Saturday, November 9, 2013


After a bit of a hiatus, Mr. Tim Ferrante, audiophile and monsterologist extraordinaire, is back with a "new" batch of soundtrack reviews. Tim has graciously offered MONSTER MAGAZINE WORLD the opportunity to reprint his movie score reviews that have appeared previously in THE PHANTOM OF THE MOVIES' VIDEOSCOPE magazine. Thanks, and welcome back, Tim!

 (This review originally appeared in The Phantom of the Movies’ VideoScope magazine.)

SHE DEMONS / THE ASTOUNDING SHE-MONSTER (1958/1957) Music composed by Nicholas Carras/Guenther (Gene) Kauer. 53 tracks, 58 mins. Monstrous Movie Music MMM-1971 $19.95

Since 1996 the Monstrous Movie Music label has preserved compositions for some of the least acknowledged film music composers. In keeping with its self-imposed mission is its recent double-feature soundtrack: Nicholas Carras’ She Demons and Guenther Kauer’s The Astounding She-Monster. She Demons was co-written and directed by Richard Cunha, a filmmaker whose 1958 release slate included three other small budget thrillers for Astor Pictures. It’s widely agreed that the Carras touch was a prominent reason the film is viewable at all – aside from Irish McCalla’s very blonde presence. The composer kept audiences interested with a rousing and rhythmic main title loaded with jungle drum beats and jazzy brass.
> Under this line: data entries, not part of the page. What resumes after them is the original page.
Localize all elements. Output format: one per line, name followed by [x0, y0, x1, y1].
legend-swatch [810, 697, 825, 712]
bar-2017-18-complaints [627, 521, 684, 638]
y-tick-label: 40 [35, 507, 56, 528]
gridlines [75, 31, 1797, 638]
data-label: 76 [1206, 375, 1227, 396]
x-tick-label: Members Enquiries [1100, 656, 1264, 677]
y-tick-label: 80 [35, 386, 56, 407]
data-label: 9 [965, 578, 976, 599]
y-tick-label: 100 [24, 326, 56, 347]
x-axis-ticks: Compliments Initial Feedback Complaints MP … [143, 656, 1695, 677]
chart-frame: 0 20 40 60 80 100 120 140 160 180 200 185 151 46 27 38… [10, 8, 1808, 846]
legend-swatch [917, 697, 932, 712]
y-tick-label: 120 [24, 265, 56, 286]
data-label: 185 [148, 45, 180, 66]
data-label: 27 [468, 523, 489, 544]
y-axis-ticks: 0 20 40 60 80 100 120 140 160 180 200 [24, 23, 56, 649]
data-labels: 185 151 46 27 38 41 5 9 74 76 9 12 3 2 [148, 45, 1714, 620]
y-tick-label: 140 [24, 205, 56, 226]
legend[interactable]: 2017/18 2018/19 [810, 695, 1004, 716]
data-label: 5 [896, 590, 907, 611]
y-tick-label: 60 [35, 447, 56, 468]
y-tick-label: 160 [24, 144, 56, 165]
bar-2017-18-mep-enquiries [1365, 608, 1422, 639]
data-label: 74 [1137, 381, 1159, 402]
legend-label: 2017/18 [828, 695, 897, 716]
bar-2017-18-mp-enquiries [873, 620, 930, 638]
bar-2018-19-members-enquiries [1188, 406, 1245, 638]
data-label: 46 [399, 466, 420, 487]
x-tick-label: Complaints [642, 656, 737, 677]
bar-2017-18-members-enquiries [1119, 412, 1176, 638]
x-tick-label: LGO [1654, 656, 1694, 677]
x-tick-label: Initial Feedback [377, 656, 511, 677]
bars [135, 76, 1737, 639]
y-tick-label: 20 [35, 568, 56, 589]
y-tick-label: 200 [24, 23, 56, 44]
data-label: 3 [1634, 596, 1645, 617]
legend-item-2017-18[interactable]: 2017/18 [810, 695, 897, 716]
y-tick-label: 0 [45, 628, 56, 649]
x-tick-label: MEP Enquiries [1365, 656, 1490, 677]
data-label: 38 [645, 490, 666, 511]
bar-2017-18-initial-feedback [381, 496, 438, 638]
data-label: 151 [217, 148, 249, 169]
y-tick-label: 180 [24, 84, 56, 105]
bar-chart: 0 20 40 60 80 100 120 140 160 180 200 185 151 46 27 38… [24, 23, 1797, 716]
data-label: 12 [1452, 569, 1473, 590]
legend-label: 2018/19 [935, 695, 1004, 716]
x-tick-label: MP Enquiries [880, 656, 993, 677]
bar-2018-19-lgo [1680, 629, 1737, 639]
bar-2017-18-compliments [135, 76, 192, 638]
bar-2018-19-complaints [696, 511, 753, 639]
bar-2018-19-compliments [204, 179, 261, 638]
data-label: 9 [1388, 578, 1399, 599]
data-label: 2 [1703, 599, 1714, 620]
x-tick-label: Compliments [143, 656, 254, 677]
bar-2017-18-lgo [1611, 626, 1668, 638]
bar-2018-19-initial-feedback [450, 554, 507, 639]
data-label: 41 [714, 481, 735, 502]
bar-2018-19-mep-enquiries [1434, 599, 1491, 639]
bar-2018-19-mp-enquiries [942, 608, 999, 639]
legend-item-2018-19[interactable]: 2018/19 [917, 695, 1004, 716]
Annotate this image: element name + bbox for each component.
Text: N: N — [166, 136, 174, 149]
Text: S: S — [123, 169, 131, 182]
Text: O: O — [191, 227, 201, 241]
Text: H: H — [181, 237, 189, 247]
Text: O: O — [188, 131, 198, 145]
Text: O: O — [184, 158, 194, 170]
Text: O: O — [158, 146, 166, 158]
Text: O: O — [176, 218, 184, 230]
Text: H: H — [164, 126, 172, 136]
As David Schecter writes in the CD’s 20 page booklet, “(it) provides more excitement than you will find in every scene of the movie put together.” The cue surfaces again in a modified form during an exotic dance of the grass-skirted girl gaggle of She Demons. It’s unquestionably a standout amongst Carras’ expertly handled suspense, shock and mysterioso treatments. Contrasting his tropical horror sounds is Guenther Kauer’s striking approach to The Astounding She-Monster, a 62 minute must-see gem written, produced and directed by Ronald Ashcroft and featuring Kenne Duncan, both Ed Wood alums. Again referencing Schecter’s invaluable booklet, Kauer’s $2500 fee was largely spent overseas. He enlisted associates in Germany to contract an orchestra and have his music performed and recorded there. Thanks to a favorable currency exchange rate, Kauer’s score is interpreted by a whopping 45 musicians who provide a bursting performance of the composer’s edgy and plucking trumpet blast warnings for the film’s curvaceous outer space invader. She-Monster’s score is far too sophisticated for such a film; remarkably being recorded without the availability of the movie for which it would accompany. Many of its scenes were shot without sync sound, leaving Kauer to provide the sensory jolts which might explain why he wrote 33 minutes of music. It’s unlike anything you’ve experienced, an observation that also applies to the movie itself. Although, it’s his hair-raising main title for The Cape Canaveral Monsters (1960) that has forever been this reviewer’s all-time fave composition. Perhaps it will one day appear on the Monstrous Movie Music release roster. That would be…astounding.